The result of the both monitoring commands is attached as a PNG. The monitoring results show that %iowait of the CPU is relatively high. Is this already an indication that the data is redirected via CPU?

I also checked if the results from fio makes sense at all and the manufacturers specifications for the Samsung 980 (non-Pro, a mistake I did above) is a read/write throughput of ~ 3.5/3.0 GB/s.
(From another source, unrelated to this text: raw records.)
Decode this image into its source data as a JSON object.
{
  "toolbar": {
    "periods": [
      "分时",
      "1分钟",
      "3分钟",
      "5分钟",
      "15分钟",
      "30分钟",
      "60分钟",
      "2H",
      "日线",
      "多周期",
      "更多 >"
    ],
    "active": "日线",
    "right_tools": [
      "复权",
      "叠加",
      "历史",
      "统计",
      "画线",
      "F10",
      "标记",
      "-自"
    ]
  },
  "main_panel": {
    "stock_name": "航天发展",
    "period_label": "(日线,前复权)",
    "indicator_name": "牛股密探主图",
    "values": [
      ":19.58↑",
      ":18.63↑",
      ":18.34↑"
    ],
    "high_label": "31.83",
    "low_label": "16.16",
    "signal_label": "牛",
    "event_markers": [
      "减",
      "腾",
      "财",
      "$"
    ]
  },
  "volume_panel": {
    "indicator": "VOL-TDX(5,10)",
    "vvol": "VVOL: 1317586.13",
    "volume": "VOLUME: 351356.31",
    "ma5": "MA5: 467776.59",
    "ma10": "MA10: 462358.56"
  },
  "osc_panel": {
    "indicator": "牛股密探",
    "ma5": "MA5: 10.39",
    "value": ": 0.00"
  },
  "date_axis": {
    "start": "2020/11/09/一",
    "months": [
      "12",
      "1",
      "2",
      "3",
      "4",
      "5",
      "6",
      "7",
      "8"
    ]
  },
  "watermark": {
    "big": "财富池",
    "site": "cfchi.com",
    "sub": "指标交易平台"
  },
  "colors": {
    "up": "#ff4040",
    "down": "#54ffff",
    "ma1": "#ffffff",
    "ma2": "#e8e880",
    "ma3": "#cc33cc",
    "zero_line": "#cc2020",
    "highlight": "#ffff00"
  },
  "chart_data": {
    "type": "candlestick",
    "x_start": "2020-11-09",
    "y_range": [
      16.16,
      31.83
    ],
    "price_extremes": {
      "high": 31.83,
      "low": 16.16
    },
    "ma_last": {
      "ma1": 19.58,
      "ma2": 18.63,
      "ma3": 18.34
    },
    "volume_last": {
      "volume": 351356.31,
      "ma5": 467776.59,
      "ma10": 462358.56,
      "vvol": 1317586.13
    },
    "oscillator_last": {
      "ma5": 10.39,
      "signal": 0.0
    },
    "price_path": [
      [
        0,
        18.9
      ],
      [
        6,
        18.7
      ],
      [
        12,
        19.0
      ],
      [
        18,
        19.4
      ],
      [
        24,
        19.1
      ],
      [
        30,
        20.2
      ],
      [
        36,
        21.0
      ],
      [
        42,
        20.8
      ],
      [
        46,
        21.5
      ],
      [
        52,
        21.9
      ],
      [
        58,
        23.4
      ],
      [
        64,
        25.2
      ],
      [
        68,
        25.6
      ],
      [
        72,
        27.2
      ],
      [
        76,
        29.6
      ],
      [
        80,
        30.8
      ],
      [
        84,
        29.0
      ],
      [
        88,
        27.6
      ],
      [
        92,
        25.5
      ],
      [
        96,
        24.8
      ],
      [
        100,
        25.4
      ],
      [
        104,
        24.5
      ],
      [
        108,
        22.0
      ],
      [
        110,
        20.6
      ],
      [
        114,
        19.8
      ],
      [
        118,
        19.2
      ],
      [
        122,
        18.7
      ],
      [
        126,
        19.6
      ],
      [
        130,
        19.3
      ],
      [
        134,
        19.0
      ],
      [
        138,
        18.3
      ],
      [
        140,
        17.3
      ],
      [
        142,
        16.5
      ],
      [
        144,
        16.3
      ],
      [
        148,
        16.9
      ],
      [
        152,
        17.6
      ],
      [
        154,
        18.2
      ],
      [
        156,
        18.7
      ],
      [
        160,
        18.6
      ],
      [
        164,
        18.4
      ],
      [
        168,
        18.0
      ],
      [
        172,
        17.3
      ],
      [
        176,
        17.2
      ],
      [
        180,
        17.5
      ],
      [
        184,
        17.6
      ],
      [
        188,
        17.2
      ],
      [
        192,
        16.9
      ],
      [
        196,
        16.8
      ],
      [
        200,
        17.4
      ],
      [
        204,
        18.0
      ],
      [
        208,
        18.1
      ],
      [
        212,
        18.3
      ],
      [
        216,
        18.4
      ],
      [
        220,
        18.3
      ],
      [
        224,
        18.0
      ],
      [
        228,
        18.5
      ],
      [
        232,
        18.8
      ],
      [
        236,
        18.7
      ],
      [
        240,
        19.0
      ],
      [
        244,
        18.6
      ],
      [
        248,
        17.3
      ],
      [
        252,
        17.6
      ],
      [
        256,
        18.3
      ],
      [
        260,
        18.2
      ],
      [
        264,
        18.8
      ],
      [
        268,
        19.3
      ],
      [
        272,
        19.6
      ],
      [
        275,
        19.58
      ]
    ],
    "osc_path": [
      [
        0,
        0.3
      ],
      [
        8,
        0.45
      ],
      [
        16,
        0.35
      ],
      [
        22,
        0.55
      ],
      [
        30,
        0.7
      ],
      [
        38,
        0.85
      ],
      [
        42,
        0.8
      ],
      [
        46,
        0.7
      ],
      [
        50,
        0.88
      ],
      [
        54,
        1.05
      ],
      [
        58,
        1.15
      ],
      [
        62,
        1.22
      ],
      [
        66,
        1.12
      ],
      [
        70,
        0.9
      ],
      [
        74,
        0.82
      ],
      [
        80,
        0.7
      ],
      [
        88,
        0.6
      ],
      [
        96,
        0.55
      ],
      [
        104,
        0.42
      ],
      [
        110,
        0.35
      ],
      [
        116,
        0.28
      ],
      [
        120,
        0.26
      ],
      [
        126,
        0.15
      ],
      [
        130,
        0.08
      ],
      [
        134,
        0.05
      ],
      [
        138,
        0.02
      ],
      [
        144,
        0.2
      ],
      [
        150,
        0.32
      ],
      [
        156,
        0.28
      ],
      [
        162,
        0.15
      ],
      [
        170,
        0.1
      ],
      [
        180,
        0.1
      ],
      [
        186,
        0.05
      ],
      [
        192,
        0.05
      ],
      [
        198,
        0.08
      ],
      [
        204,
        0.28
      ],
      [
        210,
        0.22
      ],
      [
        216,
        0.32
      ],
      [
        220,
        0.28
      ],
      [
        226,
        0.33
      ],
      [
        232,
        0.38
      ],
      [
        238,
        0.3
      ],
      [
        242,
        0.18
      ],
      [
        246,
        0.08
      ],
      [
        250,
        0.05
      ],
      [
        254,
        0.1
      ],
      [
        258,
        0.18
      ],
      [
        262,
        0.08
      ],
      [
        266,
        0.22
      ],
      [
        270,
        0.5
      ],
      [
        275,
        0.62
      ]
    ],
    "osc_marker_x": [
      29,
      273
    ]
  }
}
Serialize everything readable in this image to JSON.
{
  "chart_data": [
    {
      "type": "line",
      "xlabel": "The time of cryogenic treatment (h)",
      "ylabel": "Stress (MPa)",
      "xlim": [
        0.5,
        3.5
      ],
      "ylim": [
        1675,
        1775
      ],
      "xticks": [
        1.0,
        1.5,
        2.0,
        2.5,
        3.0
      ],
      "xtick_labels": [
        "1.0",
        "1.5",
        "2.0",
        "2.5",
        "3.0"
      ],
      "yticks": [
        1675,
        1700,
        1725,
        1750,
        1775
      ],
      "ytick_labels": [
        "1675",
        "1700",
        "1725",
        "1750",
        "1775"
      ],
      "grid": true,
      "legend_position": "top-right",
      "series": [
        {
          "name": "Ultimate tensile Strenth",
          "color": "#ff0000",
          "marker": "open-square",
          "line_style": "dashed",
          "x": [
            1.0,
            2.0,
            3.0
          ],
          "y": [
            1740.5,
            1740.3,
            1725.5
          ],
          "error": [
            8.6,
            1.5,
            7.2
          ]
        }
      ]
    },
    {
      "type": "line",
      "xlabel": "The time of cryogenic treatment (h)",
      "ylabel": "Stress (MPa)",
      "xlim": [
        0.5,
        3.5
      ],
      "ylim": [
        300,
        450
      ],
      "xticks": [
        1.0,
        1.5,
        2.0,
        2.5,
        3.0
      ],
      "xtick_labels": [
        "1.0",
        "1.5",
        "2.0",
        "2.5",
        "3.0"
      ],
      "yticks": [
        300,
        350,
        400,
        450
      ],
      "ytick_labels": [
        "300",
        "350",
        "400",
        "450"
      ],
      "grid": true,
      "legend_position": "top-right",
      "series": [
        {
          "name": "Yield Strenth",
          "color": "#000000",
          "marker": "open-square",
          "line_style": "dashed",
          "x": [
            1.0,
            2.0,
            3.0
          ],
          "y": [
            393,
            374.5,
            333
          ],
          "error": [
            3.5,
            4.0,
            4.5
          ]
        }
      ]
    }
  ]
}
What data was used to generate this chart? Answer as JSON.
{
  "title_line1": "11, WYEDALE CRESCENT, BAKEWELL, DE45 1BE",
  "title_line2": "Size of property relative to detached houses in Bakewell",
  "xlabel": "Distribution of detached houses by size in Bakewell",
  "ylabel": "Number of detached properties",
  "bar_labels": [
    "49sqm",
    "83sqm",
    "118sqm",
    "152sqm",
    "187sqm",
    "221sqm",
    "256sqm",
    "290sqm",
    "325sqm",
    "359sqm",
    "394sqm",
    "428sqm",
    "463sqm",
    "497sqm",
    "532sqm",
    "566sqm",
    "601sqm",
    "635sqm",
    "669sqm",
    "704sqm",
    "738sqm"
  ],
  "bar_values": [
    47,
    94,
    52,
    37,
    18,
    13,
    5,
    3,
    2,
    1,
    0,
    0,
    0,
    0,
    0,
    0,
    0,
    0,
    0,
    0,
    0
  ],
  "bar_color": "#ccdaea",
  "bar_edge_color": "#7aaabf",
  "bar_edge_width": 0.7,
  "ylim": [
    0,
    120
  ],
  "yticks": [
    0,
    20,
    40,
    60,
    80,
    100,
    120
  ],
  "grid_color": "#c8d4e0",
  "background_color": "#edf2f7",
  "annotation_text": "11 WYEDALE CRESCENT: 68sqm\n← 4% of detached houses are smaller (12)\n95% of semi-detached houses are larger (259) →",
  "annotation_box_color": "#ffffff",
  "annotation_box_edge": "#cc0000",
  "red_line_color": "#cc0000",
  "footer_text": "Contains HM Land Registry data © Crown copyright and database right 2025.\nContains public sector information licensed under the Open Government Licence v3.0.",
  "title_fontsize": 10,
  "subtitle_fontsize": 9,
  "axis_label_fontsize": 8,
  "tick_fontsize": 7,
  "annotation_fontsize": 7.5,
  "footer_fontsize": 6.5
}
So I guess the results from fio are for some reason not suitable for comparisons to gdsio or my used CLI arguments are wrong.

Thanks for the detailed information.

with FIO you are not testing the buffered mode, which is using pagecache.
to test the bandwidth from disk. you can use direct=1 1. fio - Flexible I/O tester rev. 3.35 — fio 3.35-6-g1b4b-dirty documentation

The GPUD, CPUONLY and CPU_GPU look good as the disk bandwidth is the bottleneck(PCIe Gen 3 x4) and not the mode of transfer here. with GPUD you would see slight decrease in the CPU usage at these IO sizes.

GPUD still consumes CPU as the App is host code and the control path still uses CPU. Data flows directly from storage to GPU using GPUDirect DMA.

Hope this helps.

1 Like

Hey @kmodukuri,

I was running some tests and monitoring to check if I can see the decrease in CPU usage for using different transfering types “-x [0-2]”. Here are the results:

  • gdsio command: sudo ./gdsio -D /mnt/nvme0n1/gds_dir/ -d 0 -w 8 -s 1G -i 128K -x 0 -I 0 -T 300

    gdsio result: IoType: READ XferType: GPUD Threads: 8 DataSetSize: 843705216/8388608(KiB) IOSize: 128(KiB) Throughput: 2.681960 GiB/sec, Avg_Latency: 364.114332 usecs ops: 6591447 total_time 300.011981 secs

  • gdsio command: sudo ./gdsio -D /mnt/nvme0n1/gds_dir/ -d 0 -w 8 -s 1G -i 128K -x 1 -I 0 -T 300

    gdsio result: IoType: READ XferType: CPUONLY Threads: 8 DataSetSize: 841726336/8388608(KiB) IOSize: 128(KiB) Throughput: 2.678544 GiB/sec, Avg_Latency: 364.578803 usecs ops: 6575987 total_time 299.689988 secs

  • gdsio command: sudo ./gdsio -D /mnt/nvme0n1/gds_dir/ -d 0 -w 8 -s 1G -i 128K -x 2 -I 0 -T 300

    gdsio result: IoType: READ XferType: CPU_GPU Threads: 8 DataSetSize: 840902912/8388608(KiB) IOSize: 128(KiB) Throughput: 2.677671 GiB/sec, Avg_Latency: 364.697513 usecs ops: 6569554 total_time 299.494429 secs

I would say one can clearly see that the CPU usage is dropping by around 30 percentage points between DGPU and CPU_GPU, whereas the latter is the one used without DMA and the default data path when storing data from the GPU memory. Seems good I guess, thanks.

Using “–direct=1” for fio results in even slower throughputs than using gdsio.

This topic was automatically closed 14 days after the last reply. New replies are no longer allowed.